- Artwork for the production
- Original language: English
- Written by: James Kettle
- Subject: The life of David Tomlinson
- Genre: Comedy

Premiere
- Date: 6 February 2019
- Place: Northcott Theatre, Exeter

= The Life I Lead (play) =

One-man comedy play by James Kettle

The Life I Lead is a one-man comedy play by James Kettle about the life of English actor David Tomlinson.

== Background ==
Tomlinson was best known for his role as Mr. Banks in the 1964 Disney film Mary Poppins (in which Tomlinson famously sings the Sherman Brothers song, "The Life I Lead" and to which the title of this show refers). Tomlinson was also known for playing Professor Emelius Browne in Bedknobs and Broomsticks (1971) and Peter Thorndyke in The Love Bug (1968).

== Production history ==

=== 2019 UK tour and West End ===
The play premiered at the Northcott Theatre in Exeter on 6 February 2019, prior to touring the UK until April 2019, which included a run at the Park Theatre, London.
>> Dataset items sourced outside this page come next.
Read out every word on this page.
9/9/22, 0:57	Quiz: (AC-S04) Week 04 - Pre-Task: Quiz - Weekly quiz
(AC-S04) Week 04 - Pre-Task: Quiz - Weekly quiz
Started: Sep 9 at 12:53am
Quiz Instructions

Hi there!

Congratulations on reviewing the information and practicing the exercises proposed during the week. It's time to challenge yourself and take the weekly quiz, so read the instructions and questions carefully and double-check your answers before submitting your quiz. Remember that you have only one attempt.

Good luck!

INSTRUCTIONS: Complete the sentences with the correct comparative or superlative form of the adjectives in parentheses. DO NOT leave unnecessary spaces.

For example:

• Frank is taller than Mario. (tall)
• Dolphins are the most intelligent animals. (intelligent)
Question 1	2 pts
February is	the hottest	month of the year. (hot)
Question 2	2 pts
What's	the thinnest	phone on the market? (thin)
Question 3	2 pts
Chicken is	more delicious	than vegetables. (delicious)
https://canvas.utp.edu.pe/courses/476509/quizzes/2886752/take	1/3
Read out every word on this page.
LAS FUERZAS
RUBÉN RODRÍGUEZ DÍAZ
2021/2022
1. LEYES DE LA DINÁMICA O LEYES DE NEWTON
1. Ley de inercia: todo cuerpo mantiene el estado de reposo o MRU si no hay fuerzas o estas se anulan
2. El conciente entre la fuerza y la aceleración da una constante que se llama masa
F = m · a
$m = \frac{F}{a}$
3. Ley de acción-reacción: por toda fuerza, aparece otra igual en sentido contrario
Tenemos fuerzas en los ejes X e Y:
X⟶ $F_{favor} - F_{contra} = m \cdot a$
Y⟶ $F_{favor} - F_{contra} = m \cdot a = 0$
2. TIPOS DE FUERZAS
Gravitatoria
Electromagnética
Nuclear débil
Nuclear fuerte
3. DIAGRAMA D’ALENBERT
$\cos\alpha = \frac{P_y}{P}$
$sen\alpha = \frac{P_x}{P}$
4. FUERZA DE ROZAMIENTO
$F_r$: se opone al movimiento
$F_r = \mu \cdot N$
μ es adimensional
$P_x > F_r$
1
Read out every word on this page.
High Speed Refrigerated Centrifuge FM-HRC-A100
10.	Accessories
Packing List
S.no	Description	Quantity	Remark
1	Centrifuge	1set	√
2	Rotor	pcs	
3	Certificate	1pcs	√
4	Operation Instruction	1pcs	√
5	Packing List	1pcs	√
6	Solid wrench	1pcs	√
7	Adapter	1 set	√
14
Comedian and actor Miles Jupp starred as Tomlinson and was directed by Selina Cadell and Didi Hopkins with set and costume design by Lee Newby. The play transferred into London's West End for 8 performances only starring Jupp from 16 to 21 September 2019 at Wyndham's Theatre.

== Critical reception ==
The play opened to critical acclaim, particularly praising Jupp on his performance.